Tuesday, August 02, 2005

Come on and do me and do me and do me in. (Take 2)

Ok, so my thing with Senior Girl created an interesting love triangle, the third side of which was Senior Guy. Senior Guy was a good friend of mine, who also had a thing for Senior Girl. So when I “got her,” being the compassionate guy that I am, I of course seized every opportunity to rub his face in it through very public displays of spit-swapping, tonsil hockey, bodily contact, etc.

I know. What a friend. But it was all in fun. The three of us spent a hell of a lot of time together, and we enjoyed one of those vulgar, mocking, playfully antagonistic rapports, always showing our mutual affection through biting sarcasm and witty insults.

Looking back, I can now also acknowledge that my friendship with Senior Guy was marked by a healthy dose of sexual tension. I didn’t realize it at the time (seriously) and don’t think he did either, but you know what they say about hindsight. We’ve had limited contact in the years that have followed, but suffice to say, if the stars were to align themselves in such a way, I’d totally fuck him.

But I digress.

So when Senior Girl tired of me and took her leave, Senior Guy and I remained close friends. He didn’t even attempt to go after Senior Girl himself, because by that time he had had his own tragic and confounding first guy/guy experience. And I was his shoulder to lean on. And that is all.

But this is where it gets B-movie ridiculous... Around that same time, I was cast in a local summer production of Brigadoon. I am not kidding. Huge cast, with lots of guys parading around in skirts. I mean, kilts. And never having worn a skirt before (sorry, kilt), our first dress rehearsal was an experience for me and the number of other guys in that particular position.

Well. Let’s just say that there were any number of, ahem, more experienced fellows in the cast who were more than willing to lend a, um, hand in helping to figure out the specifics of getting in and out of our skirts. Kilts. Sorry.

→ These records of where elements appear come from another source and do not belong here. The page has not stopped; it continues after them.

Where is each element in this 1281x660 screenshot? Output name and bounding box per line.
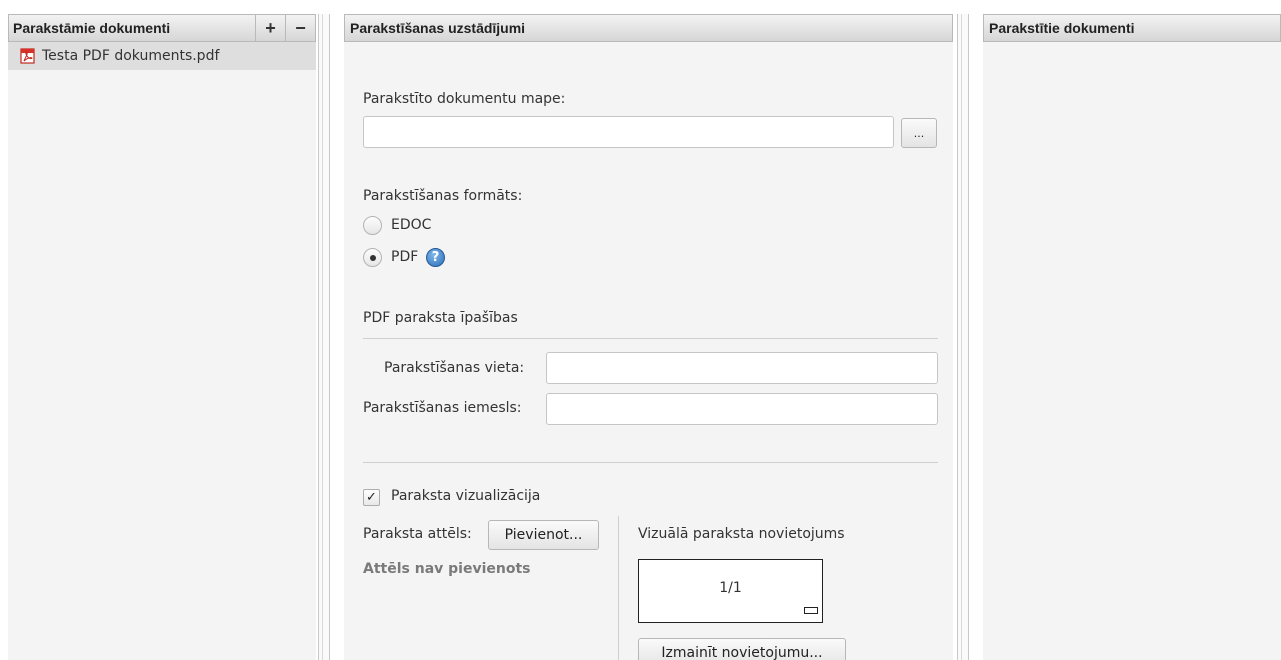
panel-title: Parakstīšanas uzstādījumi bbox=[350, 20, 526, 36]
signing-reason-input[interactable] bbox=[546, 393, 938, 425]
panel-splitter[interactable] bbox=[318, 14, 330, 660]
pdf-radio[interactable] bbox=[363, 248, 382, 267]
placement-preview: 1/1 bbox=[638, 559, 823, 623]
signature-position-marker bbox=[804, 607, 818, 614]
page-indicator: 1/1 bbox=[719, 580, 742, 596]
signed-documents-header: Parakstītie dokumenti bbox=[983, 14, 1281, 42]
document-name: Testa PDF dokuments.pdf bbox=[42, 48, 220, 64]
placement-title: Vizuālā paraksta novietojums bbox=[638, 526, 845, 542]
signing-settings-header: Parakstīšanas uzstādījumi bbox=[344, 14, 953, 42]
list-item[interactable]: Testa PDF dokuments.pdf bbox=[8, 42, 316, 70]
edoc-option-label[interactable]: EDOC bbox=[391, 217, 431, 233]
help-icon[interactable]: ? bbox=[426, 248, 445, 267]
vertical-divider bbox=[618, 516, 619, 660]
edoc-radio[interactable] bbox=[363, 216, 382, 235]
pdf-option-label[interactable]: PDF bbox=[391, 249, 418, 265]
add-document-button[interactable]: + bbox=[255, 14, 285, 42]
signed-documents-panel: Parakstītie dokumenti bbox=[983, 14, 1281, 660]
signing-settings-panel: Parakstīšanas uzstādījumi Parakstīto dok… bbox=[344, 14, 953, 660]
section-divider bbox=[363, 338, 938, 339]
pdf-properties-title: PDF paraksta īpašības bbox=[363, 310, 518, 326]
signing-location-input[interactable] bbox=[546, 352, 938, 384]
panel-title: Parakstītie dokumenti bbox=[989, 20, 1135, 36]
panel-splitter[interactable] bbox=[957, 14, 969, 660]
documents-to-sign-panel: Parakstāmie dokumenti + − Testa PDF doku… bbox=[8, 14, 316, 660]
no-image-status: Attēls nav pievienots bbox=[363, 561, 531, 577]
panel-title: Parakstāmie dokumenti bbox=[13, 20, 171, 36]
browse-folder-button[interactable]: ... bbox=[901, 118, 937, 148]
signing-location-label: Parakstīšanas vieta: bbox=[384, 360, 525, 376]
pdf-file-icon bbox=[20, 48, 36, 64]
visualization-checkbox[interactable]: ✓ bbox=[363, 489, 380, 506]
add-image-button[interactable]: Pievienot... bbox=[488, 520, 599, 550]
change-placement-button[interactable]: Izmainīt novietojumu... bbox=[638, 638, 846, 660]
visualization-label[interactable]: Paraksta vizualizācija bbox=[391, 488, 540, 504]
output-folder-input[interactable] bbox=[363, 116, 894, 148]
output-folder-label: Parakstīto dokumentu mape: bbox=[363, 91, 566, 107]
documents-to-sign-header: Parakstāmie dokumenti + − bbox=[8, 14, 316, 42]
signing-format-label: Parakstīšanas formāts: bbox=[363, 188, 523, 204]
section-divider bbox=[363, 462, 938, 463]
signature-image-label: Paraksta attēls: bbox=[363, 526, 472, 542]
remove-document-button[interactable]: − bbox=[285, 14, 315, 42]
signing-reason-label: Parakstīšanas iemesls: bbox=[363, 400, 522, 416]
settings-form: Parakstīto dokumentu mape: ... Parakstīš… bbox=[344, 42, 953, 660]
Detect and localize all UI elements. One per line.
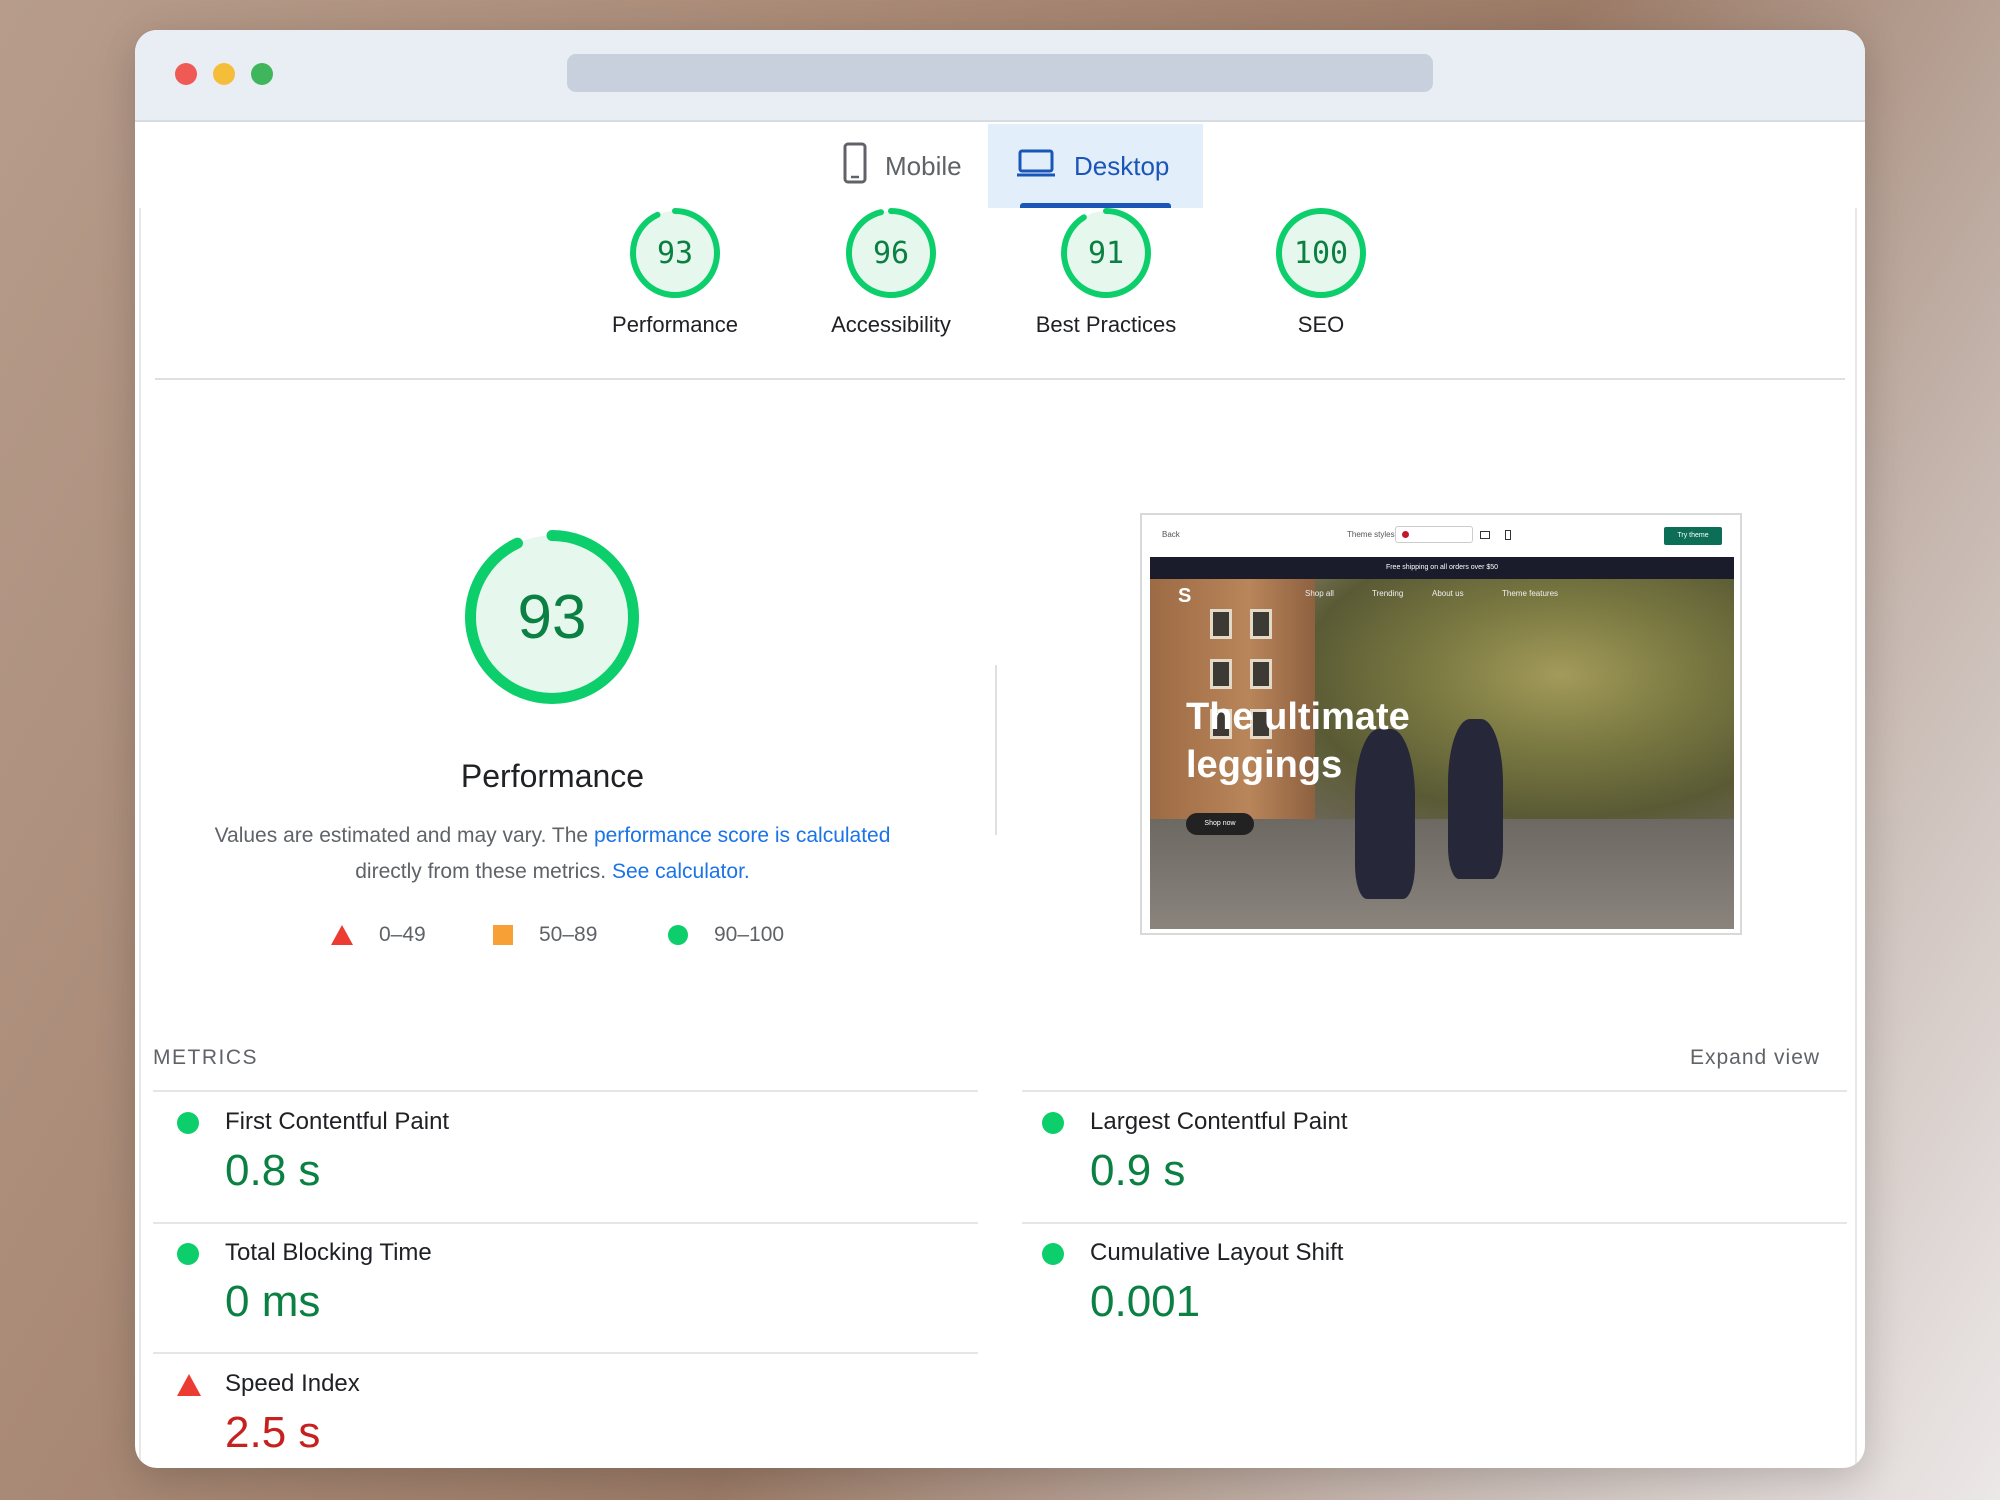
- performance-score: 93: [656, 235, 694, 271]
- category-label: SEO: [1297, 312, 1345, 337]
- legend-pass: 90–100: [668, 923, 784, 947]
- legend-average-label: 50–89: [539, 923, 598, 946]
- headline-line-1: The ultimate: [1186, 696, 1410, 738]
- category-label: Best Practices: [1035, 312, 1177, 337]
- thumbnail-back-link: Back: [1162, 530, 1180, 539]
- thumbnail-shop-button: Shop now: [1186, 813, 1254, 835]
- seo-score: 100: [1293, 235, 1349, 271]
- nav-item: Trending: [1372, 589, 1404, 598]
- pass-circle-icon: [668, 925, 688, 945]
- metric-divider: [153, 1090, 978, 1092]
- metric-value: 0 ms: [225, 1277, 321, 1326]
- headline-line-2: leggings: [1186, 744, 1343, 786]
- metric-total-blocking-time: Total Blocking Time 0 ms: [153, 1231, 753, 1361]
- performance-big-score: 93: [517, 582, 587, 652]
- performance-title: Performance: [460, 758, 645, 794]
- nav-item: Theme features: [1502, 589, 1559, 598]
- browser-window: Mobile Desktop 93 Performance 96 Accessi…: [135, 30, 1865, 1468]
- smartphone-icon: [843, 142, 867, 191]
- best-practices-score: 91: [1087, 235, 1125, 271]
- metrics-heading: METRICS: [153, 1046, 258, 1069]
- thumbnail-try-button: Try theme: [1664, 527, 1722, 545]
- panel-border-left: [139, 208, 141, 1468]
- category-seo[interactable]: 100 SEO: [1221, 208, 1421, 338]
- category-label: Accessibility: [831, 312, 951, 337]
- fail-triangle-icon: [177, 1374, 201, 1396]
- final-screenshot-thumbnail[interactable]: Back Theme styles Try theme Free shippin…: [1140, 513, 1742, 935]
- average-square-icon: [493, 925, 513, 945]
- category-best-practices[interactable]: 91 Best Practices: [1006, 208, 1206, 338]
- metric-value: 0.8 s: [225, 1146, 321, 1195]
- metric-name: Speed Index: [225, 1370, 360, 1397]
- metric-name: Largest Contentful Paint: [1090, 1108, 1348, 1135]
- vertical-divider: [995, 665, 997, 835]
- close-window-button[interactable]: [175, 63, 197, 85]
- nav-item: About us: [1432, 589, 1464, 598]
- performance-score-link[interactable]: performance score is calculated: [594, 824, 890, 847]
- legend-average: 50–89: [493, 923, 597, 947]
- category-performance[interactable]: 93 Performance: [575, 208, 775, 338]
- legend-fail-label: 0–49: [379, 923, 426, 946]
- maximize-window-button[interactable]: [251, 63, 273, 85]
- panel-border-right: [1855, 208, 1857, 1468]
- metric-first-contentful-paint: First Contentful Paint 0.8 s: [153, 1100, 753, 1230]
- minimize-window-button[interactable]: [213, 63, 235, 85]
- thumbnail-headline: The ultimate leggings: [1186, 693, 1410, 789]
- thumbnail-style-select: [1395, 526, 1473, 543]
- tab-mobile-label: Mobile: [885, 150, 962, 181]
- mobile-icon: [1505, 530, 1511, 540]
- address-bar[interactable]: [567, 54, 1433, 92]
- performance-description: Values are estimated and may vary. The p…: [195, 818, 910, 890]
- metric-name: Total Blocking Time: [225, 1239, 432, 1266]
- thumbnail-hero-image: S Shop all Trending About us Theme featu…: [1150, 579, 1734, 929]
- category-label: Performance: [612, 312, 738, 337]
- accessibility-score: 96: [872, 235, 910, 271]
- description-text: Values are estimated and may vary. The: [214, 824, 594, 847]
- pass-circle-icon: [1042, 1243, 1064, 1265]
- metric-value: 2.5 s: [225, 1408, 321, 1457]
- fail-triangle-icon: [331, 925, 353, 945]
- section-divider: [155, 378, 1845, 380]
- metric-name: First Contentful Paint: [225, 1108, 450, 1135]
- metric-name: Cumulative Layout Shift: [1090, 1239, 1344, 1266]
- runner-shape: [1448, 719, 1503, 879]
- see-calculator-link[interactable]: See calculator.: [612, 860, 750, 883]
- metric-value: 0.001: [1090, 1277, 1201, 1326]
- metric-cumulative-layout-shift: Cumulative Layout Shift 0.001: [1018, 1231, 1618, 1361]
- laptop-icon: [1016, 148, 1056, 185]
- description-text-2: directly from these metrics.: [355, 860, 612, 883]
- tab-mobile[interactable]: Mobile: [815, 124, 1005, 208]
- legend-pass-label: 90–100: [714, 923, 785, 946]
- tab-desktop-label: Desktop: [1074, 150, 1170, 181]
- pass-circle-icon: [177, 1243, 199, 1265]
- expand-view-button[interactable]: Expand view: [1690, 1046, 1820, 1070]
- category-accessibility[interactable]: 96 Accessibility: [791, 208, 991, 338]
- store-logo: S: [1178, 585, 1192, 607]
- legend-fail: 0–49: [331, 923, 426, 947]
- title-bar: [135, 30, 1865, 122]
- thumbnail-theme-styles: Theme styles: [1347, 530, 1395, 539]
- thumbnail-toolbar: Back Theme styles Try theme: [1142, 515, 1740, 555]
- desktop-icon: [1480, 531, 1490, 539]
- thumbnail-banner: Free shipping on all orders over $50: [1150, 557, 1734, 579]
- metric-value: 0.9 s: [1090, 1146, 1186, 1195]
- metric-speed-index: Speed Index 2.5 s: [153, 1362, 753, 1468]
- nav-item: Shop all: [1305, 589, 1334, 598]
- metric-largest-contentful-paint: Largest Contentful Paint 0.9 s: [1018, 1100, 1618, 1230]
- street-shape: [1150, 819, 1734, 929]
- pass-circle-icon: [177, 1112, 199, 1134]
- pass-circle-icon: [1042, 1112, 1064, 1134]
- metric-divider: [1022, 1090, 1847, 1092]
- tab-desktop[interactable]: Desktop: [988, 124, 1203, 208]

I’m so not kidding (wish I were). So there I was, standing in the dressing room struggling with this confusing piece of plaid fabric, when I was approached by a particularly helpful cast member, easily twice my age, with whom I suddenly found myself in the cheesiest of porn scenarios. Chalk it up to youthful naïveté, but as he reached up underneath my skirt (kilt!), I honestly was shocked when the groping started.

I was so pissed! What the fuck?!?! Standing in the middle of a crowded dressing room?! I pushed him away, retreating to a nearby chair so that I could...collect myself. He stumbled backwards, attracting the attention of those around us, mumbling something stupid and making some lameass joke.

I repeat: I was so pissed! I was also so...aroused. Motherfucker! Trying desperately to conceal my hardon, I strode into the bathroom, only to be followed by cheesey porno man. And in a moment of extremely questionable judgment, we got down to some quick bid’ness before reporting to the stage for rehearsal.

I felt kind of used and disgusted afterwards. (I know, wah wah. Shut up, bitch.) But it wasn’t a really pleasant memory, and cheesey porno man and I didn’t relate well to each other after that. But at the same time, as I made out with a girl that night who was also in the show, I’d be lying if I said my mind didn’t keep wandering back to that completely unexpected encounter just a few hours earlier...

[Episode I can be found here.]

1 Comments:

Blogger Lostinspace said...

your stories, honey, are just unbelievable. kilt?